Duck and Aubrey and Mama and Barclay, Jake and Leo and Kirby and Sheriff Owens, Agent Stern and Hollis and Kevin and Eugene. People who loved him, people who dealt with him, people who hated him. People who disagreed with him, people who were inspired by him, people who thought he was a scam and disgrace. In this little ski town where everyone knows everybody, it does not go unnoticed that two particular people are missing. But, considering the circumstances, no one can blame them.
The residents of Kepler hover by the graveside as a priest says a few words; Ned didn’t strike anyone as a particularly religious man, but the sentiment is nice, regardless.
Duck gets up and chokes out a speech—it’s hard to tell if it’s due to the occasion, or just public speaking nerves. But he gets through it nonetheless, talking about the mysterious man that one day emerged as the owner of the once-dinky Cryptonomica, and how he wasn’t an open man but he was an amicable one. A brave one.
And because Ned had no one else that was willing to speak, the speeches end and the crowd breaks briefly before burial.
The Amnesty Lodge group gathers, talking idly with flowers and programs in their hands. It’s probably the first time that Mama has seen Duck not in the ranger uniform—but of course, he’s still wearing the hat. Barclay has trimmed his beard close, and Jake is in dark hues instead of neon ones.
Aubrey is also not her usual self. That much is obvious to anyone with any degree of familiarity with her.
The normally chatty magician is quiet; she stands eerily still, hands curled in her black dress as she listens to everyone chat. Her weight is subtly shifted to her good leg—she refused to use crutches at the service.
Mama is used to strange situations: to magic and monsters and violence. But nothing ever feels quite as strange, quite as wrong, as a funeral.
“I wish I had some… some, I don’t know, some cryptid keychains I could drop in, instead of these flowers.” Duck raises his bouquet accordingly: pink carnations. “I mean.
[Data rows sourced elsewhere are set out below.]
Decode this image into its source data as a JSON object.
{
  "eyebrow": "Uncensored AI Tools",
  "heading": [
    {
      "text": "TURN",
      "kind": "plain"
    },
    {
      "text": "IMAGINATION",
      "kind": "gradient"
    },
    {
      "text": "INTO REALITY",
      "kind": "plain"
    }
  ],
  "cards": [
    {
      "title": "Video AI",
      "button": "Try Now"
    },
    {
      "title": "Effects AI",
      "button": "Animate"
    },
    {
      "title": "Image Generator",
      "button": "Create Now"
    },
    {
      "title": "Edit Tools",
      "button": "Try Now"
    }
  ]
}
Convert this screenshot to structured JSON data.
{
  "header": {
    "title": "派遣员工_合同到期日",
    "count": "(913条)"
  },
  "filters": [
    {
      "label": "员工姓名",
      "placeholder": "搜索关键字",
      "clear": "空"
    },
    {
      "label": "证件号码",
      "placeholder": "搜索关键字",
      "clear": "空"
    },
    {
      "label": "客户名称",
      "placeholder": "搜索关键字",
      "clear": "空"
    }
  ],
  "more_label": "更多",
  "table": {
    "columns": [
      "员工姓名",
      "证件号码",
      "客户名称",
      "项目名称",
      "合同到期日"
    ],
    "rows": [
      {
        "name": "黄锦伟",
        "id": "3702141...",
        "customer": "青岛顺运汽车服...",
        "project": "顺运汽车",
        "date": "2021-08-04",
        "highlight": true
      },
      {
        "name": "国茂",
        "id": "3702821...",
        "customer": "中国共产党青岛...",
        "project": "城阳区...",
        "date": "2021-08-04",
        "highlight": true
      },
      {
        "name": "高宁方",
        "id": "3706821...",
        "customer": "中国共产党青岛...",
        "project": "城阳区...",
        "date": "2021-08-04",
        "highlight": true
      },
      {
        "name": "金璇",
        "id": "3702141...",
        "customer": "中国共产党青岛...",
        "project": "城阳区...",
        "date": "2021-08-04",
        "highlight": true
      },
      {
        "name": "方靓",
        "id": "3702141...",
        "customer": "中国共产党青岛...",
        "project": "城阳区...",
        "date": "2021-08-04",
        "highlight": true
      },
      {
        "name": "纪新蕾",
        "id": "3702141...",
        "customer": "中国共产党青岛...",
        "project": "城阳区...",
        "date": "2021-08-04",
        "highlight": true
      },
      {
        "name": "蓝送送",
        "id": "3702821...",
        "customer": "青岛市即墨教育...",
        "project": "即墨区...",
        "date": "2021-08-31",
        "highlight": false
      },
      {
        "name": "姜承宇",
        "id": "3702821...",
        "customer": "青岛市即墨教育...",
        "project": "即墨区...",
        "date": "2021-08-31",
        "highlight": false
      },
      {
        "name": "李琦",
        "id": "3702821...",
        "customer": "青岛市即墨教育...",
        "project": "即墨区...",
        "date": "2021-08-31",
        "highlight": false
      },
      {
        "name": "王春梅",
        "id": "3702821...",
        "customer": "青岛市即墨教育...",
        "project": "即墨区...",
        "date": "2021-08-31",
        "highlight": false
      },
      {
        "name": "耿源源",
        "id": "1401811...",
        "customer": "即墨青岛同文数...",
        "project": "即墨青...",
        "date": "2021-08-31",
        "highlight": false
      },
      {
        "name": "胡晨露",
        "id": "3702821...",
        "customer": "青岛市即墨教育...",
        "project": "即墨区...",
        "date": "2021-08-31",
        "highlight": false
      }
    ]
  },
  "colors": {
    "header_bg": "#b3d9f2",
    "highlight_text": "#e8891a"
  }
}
Twenty-two years, and I never saw a damn flower in his place, not once. Did he even like flowers?”
“If he did, I sure doubt he would’ve told us—or if he did tell us, whether we would’ve believed him,” Mama replies. “Damn near everything that came out of that man’s mouth sounded like a lie. I don’t think dropping flowers will be an egregious sin against him.”
“I thought about maybe bringing some Nerf darts. I guess that wouldn’t go over too well, though, huh—”
Suddenly, Jake nudges Aubrey’s arm. “Hey, look.”
His pointed finger gets the group’s attention; they all turn to look at the item of interest: the grave marker, a couple yards away. They hover for a moment, scouring the letters. Eyebrows lower, foreheads wrinkle. Aubrey averts her eyes.
“Well, this sure solves that mystery, don’t it,” Mama finally says.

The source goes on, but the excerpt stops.